Methodology
Every WattSpend calculator uses public data and a formula printed on the page. This is the full reference for where the numbers come from and how each tool computes its answer.
Data sources
- Electricity rates, residential ¢/kWh in the style of U.S. Energy Information Administration (EIA) state averages. Refreshed from EIA monthly data and stamped with a “last updated” date.
- EV efficiency and battery size. EPA ratings (miles per kWh, measured from the wall, so ~10% charging losses are already included) and manufacturer usable-capacity specs.

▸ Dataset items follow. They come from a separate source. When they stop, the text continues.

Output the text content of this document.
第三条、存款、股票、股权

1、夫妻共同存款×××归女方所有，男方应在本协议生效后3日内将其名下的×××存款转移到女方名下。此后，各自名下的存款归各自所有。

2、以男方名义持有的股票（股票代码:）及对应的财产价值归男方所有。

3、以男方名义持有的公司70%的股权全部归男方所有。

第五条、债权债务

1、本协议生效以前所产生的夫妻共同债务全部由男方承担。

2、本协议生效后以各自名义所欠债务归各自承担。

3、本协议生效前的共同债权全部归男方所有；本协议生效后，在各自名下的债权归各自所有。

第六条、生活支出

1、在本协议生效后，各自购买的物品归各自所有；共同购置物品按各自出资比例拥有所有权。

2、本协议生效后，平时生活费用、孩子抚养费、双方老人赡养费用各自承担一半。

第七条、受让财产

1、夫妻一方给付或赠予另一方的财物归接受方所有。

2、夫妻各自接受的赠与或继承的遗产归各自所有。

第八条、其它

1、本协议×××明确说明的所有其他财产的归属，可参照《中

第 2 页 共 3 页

- Gas baseline, 28 mpg at $3.20/gallon as a national example; editable in every comparison.
- Public / DC fast charging, about 42¢/kWh, a typical US networked rate.

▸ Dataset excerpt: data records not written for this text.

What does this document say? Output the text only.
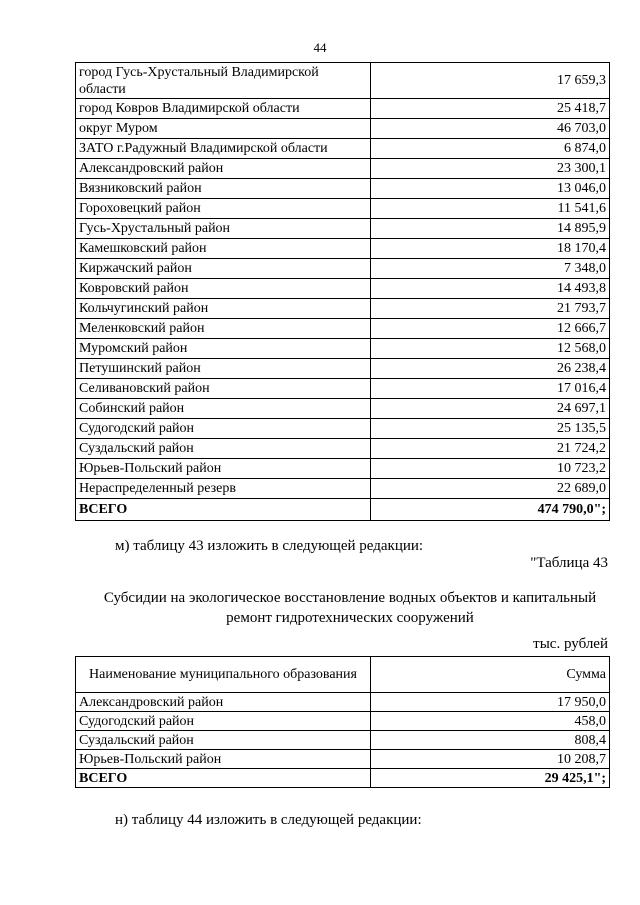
44
город Гусь-Хрустальный Владимирской области	17 659,3
город Ковров Владимирской области	25 418,7
округ Муром	46 703,0
ЗАТО г.Радужный Владимирской области	6 874,0
Александровский район	23 300,1
Вязниковский район	13 046,0
Гороховецкий район	11 541,6
Гусь-Хрустальный район	14 895,9
Камешковский район	18 170,4
Киржачский район	7 348,0
Ковровский район	14 493,8
Кольчугинский район	21 793,7
Меленковский район	12 666,7
Муромский район	12 568,0
Петушинский район	26 238,4
Селивановский район	17 016,4
Собинский район	24 697,1
Судогодский район	25 135,5
Суздальский район	21 724,2
Юрьев-Польский район	10 723,2
Нераспределенный резерв	22 689,0
ВСЕГО	474 790,0";
м) таблицу 43 изложить в следующей редакции:
"Таблица 43
Субсидии на экологическое восстановление водных объектов и капитальный
ремонт гидротехнических сооружений
тыс. рублей
Наименование муниципального образования	Сумма
Александровский район	17 950,0
Судогодский район	458,0
Суздальский район	808,4
Юрьев-Польский район	10 208,7
ВСЕГО	29 425,1";
н) таблицу 44 изложить в следующей редакции:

- Heating fuels. DOE reference BTU values and 2026 example prices: natural gas ($1.55/therm, 92% furnace), heating oil ($3.80/gal, 85%), propane ($2.90/gal, 90%), electric resistance (100%).
The formulas
EV monthly cost = (miles ÷ mi-per-kWh) × rate
full charge = battery kWh × rate
gas monthly = miles ÷ mpg × gas price
heat pump kWh = heat delivered ÷ (HSPF2 × 1,000)
payback years = (install − rebates) ÷ yearly savings
backup hours = usable kWh ÷ average load (kW)

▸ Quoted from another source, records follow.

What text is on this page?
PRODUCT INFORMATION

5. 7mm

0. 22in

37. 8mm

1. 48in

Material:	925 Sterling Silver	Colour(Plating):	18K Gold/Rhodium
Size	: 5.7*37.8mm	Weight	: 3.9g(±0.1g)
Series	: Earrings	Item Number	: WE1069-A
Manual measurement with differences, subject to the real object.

What these estimates don’t capture
Estimates are estimates. Weather, time-of-use plans, terrain, ductwork, and your specific utility tariff all move the real number. Where a factor is large, winter range loss, deregulated markets, install scope, we say so on the relevant page. Always check your own utility bill and get real quotes for real projects.